We apologize if this is not the case. Unfortunately, Facebook does not have the ability to restore accounts that have been permanently deleted from the site. When an account is deleted, we purge all personally identifiable information associated with the account from our database.
And that was the end of all my stuff. Forever. Like I'd owned a container with every memento of the years '07 - '12 carefully stored and labelled, and then one day The Zuck simply came along and slung it off some cliffs into the sea.
In summary, then:
1. We can't email you to say we're deleting your account.
2. And if we think you're underage, we won't hold onto your account while we ask you for proof of age. We will purge that fucker in a heartbeat.
3. But we will definitely ask you to prove your age in order to authorize us to tell you that we haven't asked you for proof of age and deleted your account instead.
4. There are 800 million-odd users on our site who have yet to prove their age to us. But they will get their comeuppance. Oh yes.
5. According to our logic, you would have been seven years old when you set up your account. Six years have passed, and you're now 13—and my, what a socially precocious 13-year-old you are! Ninety percent of your friends are in their late twenties and early thirties. You must have real charisma. Are you a child star? How did you earn the wisdom you dispense so generously at the wine evenings and house parties you attend with London's media glitterati? Have you made a Faustian pact? Because even though we employ tons of MIT PhDs to write algorithms for those oh-so-user-specific ads, we have not studied enough probability theory to see how grossly unlikely it is that anyone with your profile attributes wouldn't be 13.
I am a sucker for getting hit in the face repeatedly for no reason, so I have tried, since then, to put some of these points to Lauren User Operations.

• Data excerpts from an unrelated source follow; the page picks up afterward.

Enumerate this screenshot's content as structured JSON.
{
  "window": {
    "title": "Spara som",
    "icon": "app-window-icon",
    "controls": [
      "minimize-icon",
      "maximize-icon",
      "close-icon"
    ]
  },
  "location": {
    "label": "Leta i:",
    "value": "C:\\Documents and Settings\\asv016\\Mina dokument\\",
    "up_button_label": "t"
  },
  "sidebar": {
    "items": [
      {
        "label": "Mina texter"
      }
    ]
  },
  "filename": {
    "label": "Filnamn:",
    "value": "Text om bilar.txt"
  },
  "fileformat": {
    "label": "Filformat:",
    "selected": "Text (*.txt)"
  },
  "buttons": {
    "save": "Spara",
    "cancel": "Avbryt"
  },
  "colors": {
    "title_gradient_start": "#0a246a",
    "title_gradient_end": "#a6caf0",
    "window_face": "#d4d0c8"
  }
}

Sadly, she only sends back the same three Ctrl+C, Ctrl+V'ed paragraphs she's already sent me. I have become a bit obsessed with Lauren. Who is she? Who is she really? I don't know if there's any truth in it, but I've heard that Facebook outsources some of their back-office systems to third-worlders working pro-rata. That there are people in Morocco whose lives involve sifting through content flagged as offensive: a 9-5 of pressing thumbs-up or thumbs-down on images of dead babies, car-wrecks, racist penetration, alpaca cruelty... I am wondering if "Lauren"—or, as I suppose her real name to be, Maria Del La Luz of La Paz, Bolivia—enjoys her job, sifting through these prepared paragraphs to find the one that matches the user deletion case at hand.
I don't envy Lauren/Maria. For a start, she has to deal with pricks like me. But I also imagine her going home at the end of a long day of Ctrl+Alt-ing paragraphs from Zuckerberg's masterplan prospectus, shuffling back to her shack in La Paz. Sitting down on one of her rusty chairs. Just trying to turn off after spending all day thinking about #1stworldproblems... but she just can't re-engage with #3rdworldproblems. Her kid has measles, she has to walk three blocks for safe drinking water, and all she can think about is a piece of vague misogyny from Mail Online that got huffed and puffed around FB that afternoon.
Facebook only has 3,000 direct employees. This week, its $100 billion IPO will mean that they are each worth $333333333.33. Perhaps Lauren/Maria will see this figure being kicked around the web. Perhaps she will conclude, as the markets evidently have, that her boss is an infallible savant who is indisputably going to lead us all into the techno-future. “Why do people argue back when I Ctrl+V them those paragraphs?” she will mutter. “Don't they know that Facebook is always right? Always.” Then, she will curse darkly as her child passes away from diphtheria, and wonder yet again whether, if she keeps enough of these masquerading, hyper-intelligent 13-year-olds off of Mark's website, she may, maybe, one day, share in that wealth.